The Gijón Marina: beachside clubbing
From Cimadevilla, walk down cuesta del Cholo to quickly reach the Gijón Marina where you’ll find popular nightclubs. The marina caters to a more exclusive clientele so the nightclubs are more spacious than the bars up in Cimadevilla and play more mainstream music. Head to Ocean and grab a table on their stylish terrace overlooking the sea. Their elaborate cocktail menu and fusion food dishes embody to perfection contemporary living.
If you still want to discover the nightlife the marina has to offer but are looking for something less grandiose, Café Trisquel won’t disappoint.
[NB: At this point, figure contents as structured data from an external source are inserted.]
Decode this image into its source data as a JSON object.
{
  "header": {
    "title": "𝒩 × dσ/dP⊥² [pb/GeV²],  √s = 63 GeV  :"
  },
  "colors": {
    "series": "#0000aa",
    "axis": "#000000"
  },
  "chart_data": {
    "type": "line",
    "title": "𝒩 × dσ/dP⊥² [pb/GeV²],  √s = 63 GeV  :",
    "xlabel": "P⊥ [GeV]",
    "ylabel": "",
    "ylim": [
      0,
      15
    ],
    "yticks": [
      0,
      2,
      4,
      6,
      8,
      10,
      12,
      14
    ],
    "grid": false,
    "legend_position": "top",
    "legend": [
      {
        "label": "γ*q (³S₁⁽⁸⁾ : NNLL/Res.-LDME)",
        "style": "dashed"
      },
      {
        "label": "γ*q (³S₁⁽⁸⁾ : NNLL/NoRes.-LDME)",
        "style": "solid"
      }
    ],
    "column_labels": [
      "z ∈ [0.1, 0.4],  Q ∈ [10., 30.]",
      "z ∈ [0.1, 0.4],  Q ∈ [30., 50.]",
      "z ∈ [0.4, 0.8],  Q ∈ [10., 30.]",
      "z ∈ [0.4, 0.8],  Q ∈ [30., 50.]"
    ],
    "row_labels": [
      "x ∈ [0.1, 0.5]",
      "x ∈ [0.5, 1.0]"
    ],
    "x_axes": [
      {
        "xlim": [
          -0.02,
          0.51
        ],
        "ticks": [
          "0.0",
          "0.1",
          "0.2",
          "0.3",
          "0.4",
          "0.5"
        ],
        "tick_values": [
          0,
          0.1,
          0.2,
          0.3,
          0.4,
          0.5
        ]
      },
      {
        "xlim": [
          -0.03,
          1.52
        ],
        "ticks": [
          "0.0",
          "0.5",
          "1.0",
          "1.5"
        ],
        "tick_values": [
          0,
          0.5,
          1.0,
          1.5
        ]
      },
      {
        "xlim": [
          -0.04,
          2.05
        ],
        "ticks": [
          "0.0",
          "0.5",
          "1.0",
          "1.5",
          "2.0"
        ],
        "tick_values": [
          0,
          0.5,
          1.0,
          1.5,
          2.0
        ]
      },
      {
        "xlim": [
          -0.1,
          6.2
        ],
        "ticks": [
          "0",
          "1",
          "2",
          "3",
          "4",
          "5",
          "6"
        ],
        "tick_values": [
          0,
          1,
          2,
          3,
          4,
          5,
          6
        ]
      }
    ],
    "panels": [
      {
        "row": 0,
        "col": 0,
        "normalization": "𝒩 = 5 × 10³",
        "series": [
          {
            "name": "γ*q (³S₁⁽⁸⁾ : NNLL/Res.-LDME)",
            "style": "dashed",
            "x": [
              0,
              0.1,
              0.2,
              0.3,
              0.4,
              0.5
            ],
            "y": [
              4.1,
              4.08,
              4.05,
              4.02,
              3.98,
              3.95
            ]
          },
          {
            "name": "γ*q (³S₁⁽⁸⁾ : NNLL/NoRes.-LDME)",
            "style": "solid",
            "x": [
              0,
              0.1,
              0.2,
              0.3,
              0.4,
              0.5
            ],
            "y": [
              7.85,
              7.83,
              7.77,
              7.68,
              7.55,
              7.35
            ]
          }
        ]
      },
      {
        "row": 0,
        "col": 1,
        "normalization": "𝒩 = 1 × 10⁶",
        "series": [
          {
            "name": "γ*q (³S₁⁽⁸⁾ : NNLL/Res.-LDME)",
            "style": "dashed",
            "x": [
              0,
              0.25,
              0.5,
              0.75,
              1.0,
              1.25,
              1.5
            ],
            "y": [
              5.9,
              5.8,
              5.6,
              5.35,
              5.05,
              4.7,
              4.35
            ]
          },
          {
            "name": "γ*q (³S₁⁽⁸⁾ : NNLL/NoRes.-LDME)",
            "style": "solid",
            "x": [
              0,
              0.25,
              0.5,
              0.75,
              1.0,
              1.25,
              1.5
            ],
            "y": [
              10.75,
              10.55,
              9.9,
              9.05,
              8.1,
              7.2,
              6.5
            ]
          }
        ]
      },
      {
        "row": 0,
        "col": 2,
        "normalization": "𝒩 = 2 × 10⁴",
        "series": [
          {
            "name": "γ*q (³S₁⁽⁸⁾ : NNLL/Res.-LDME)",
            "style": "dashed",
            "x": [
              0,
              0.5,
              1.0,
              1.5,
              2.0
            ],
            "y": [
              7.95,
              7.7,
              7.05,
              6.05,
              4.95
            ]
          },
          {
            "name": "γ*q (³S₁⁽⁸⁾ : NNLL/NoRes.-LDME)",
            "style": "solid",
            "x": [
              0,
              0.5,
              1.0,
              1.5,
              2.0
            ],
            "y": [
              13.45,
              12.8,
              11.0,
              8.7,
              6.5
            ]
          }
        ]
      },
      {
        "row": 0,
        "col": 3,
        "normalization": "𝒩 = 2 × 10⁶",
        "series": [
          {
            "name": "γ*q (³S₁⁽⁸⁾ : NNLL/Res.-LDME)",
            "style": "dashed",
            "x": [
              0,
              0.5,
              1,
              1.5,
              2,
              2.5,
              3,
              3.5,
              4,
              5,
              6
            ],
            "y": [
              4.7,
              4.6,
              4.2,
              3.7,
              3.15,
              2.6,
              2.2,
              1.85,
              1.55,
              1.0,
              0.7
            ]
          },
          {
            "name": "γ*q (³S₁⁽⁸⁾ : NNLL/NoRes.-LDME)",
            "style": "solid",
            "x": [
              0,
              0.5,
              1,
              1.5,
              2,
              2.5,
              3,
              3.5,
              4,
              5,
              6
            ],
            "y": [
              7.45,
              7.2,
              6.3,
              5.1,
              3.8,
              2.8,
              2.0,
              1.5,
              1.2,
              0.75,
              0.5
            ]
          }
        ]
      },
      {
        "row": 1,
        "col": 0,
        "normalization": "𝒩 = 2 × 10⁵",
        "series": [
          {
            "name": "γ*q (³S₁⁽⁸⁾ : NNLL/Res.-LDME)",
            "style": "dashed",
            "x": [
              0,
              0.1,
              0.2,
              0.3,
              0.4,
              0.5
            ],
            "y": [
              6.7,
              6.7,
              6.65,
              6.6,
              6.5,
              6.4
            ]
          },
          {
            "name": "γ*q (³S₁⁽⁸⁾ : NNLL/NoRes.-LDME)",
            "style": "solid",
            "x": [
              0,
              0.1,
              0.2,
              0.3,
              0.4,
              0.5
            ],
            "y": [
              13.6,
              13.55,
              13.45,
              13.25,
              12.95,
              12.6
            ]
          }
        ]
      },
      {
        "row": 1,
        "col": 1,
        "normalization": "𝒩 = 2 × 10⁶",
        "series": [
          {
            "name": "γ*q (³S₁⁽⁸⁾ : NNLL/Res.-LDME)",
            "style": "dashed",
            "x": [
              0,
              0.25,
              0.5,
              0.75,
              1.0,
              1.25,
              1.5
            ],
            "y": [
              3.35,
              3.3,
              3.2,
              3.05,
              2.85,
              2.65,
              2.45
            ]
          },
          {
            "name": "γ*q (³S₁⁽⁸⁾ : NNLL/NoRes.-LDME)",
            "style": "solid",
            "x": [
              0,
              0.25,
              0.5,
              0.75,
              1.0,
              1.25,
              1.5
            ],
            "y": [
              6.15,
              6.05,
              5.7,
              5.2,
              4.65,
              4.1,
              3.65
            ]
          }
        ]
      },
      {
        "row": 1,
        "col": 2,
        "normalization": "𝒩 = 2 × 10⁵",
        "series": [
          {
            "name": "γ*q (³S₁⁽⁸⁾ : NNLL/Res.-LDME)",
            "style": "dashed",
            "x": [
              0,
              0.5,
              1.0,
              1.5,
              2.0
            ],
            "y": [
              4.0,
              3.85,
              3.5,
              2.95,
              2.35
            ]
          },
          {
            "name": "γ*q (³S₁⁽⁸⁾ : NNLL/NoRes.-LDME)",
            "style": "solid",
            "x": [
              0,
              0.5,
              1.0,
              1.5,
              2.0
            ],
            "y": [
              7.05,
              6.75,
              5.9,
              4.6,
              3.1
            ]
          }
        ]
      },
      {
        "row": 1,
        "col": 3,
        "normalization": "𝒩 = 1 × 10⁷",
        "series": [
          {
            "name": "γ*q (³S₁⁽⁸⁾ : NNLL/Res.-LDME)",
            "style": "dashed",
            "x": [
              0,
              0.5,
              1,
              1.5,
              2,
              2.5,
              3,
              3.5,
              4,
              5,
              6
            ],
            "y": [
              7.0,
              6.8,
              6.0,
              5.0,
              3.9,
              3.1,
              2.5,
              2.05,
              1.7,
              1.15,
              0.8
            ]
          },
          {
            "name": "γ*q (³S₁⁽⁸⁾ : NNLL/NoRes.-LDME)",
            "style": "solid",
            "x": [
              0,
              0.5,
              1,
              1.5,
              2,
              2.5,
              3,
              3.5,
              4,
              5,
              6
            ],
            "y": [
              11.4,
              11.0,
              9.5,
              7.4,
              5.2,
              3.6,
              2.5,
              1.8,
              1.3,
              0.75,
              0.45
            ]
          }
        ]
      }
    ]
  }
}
Located on the left side of the port, this more laidback pub is a great place to sip on a beer as you listen to folk music.
Fomento: an authentic neighbourhood with Latin flavour
Fomento is another not-to-be-missed nightlife hotspot in Gijón and is a mere 20 m away from the sea. Much of the action takes place on Marqués de San Esteban, a street that runs parallel to the marina and is locally known as ‘the street of the arches’. Although still part of the old town, Fomento sways to Latin beats and exudes sultry Latin flavour. Pub Bananas and Pub La Habana are two prime examples that will have you dancing the night away.
If Latin vibes aren’t your idea of fun, Fomento offers an array of eccentric bars. This includes the Blow-up and its diehard 60s playlist and; the Asian-style Buddha Gijón, with its 60s and 70s beats, to name just but a few. You might even run into a Spanish TV star or two.
Fomento will also satisfy your palate if hunger sets in. Try Dosmasuno Gastro’s crowd pleasing patatas bravas on Calle del Carmen or Cava Baja’s cachopo and variety of Asturian cheeses on Calle de Cervantes.
Diehard partyers will meet their match in the bars located on Marqués de San Esteban and its neighbouring streets. Pubs and bars are open to 6 a.m. on weekends and is an attractive location to organise a bachelor or hen party. This area also houses the famous Letronas of Gijón, the red sculpted letters. Make it your designated meeting point in the event your group splits up.
Other places to party in Gijón
Pop and electronic music may dominate the night scene, but there are other not-so-conventional bars to check out, such as La Vida Alegre. This quiet bar by day turns boisterous come night-time. Located near the Plaza Carmen, they serve original sandwiches and quality wine, and offer live music. Check out their Sunday early afternoon jazz sessions if you’re looking for a mellow Sunday plan.
La Mina is a pub located just outside Fomento and pays tribute to the top hits of heavy metal, rock and indie music as they serve patrons very reasonably priced drinks. The crowd is young and has serious passion for music.
Sala Albéniz is another place worth a visit. Housed in the old Teatro Albéniz building, it stays open till 7.30 a.m. on weekends and sometimes hosts concerts.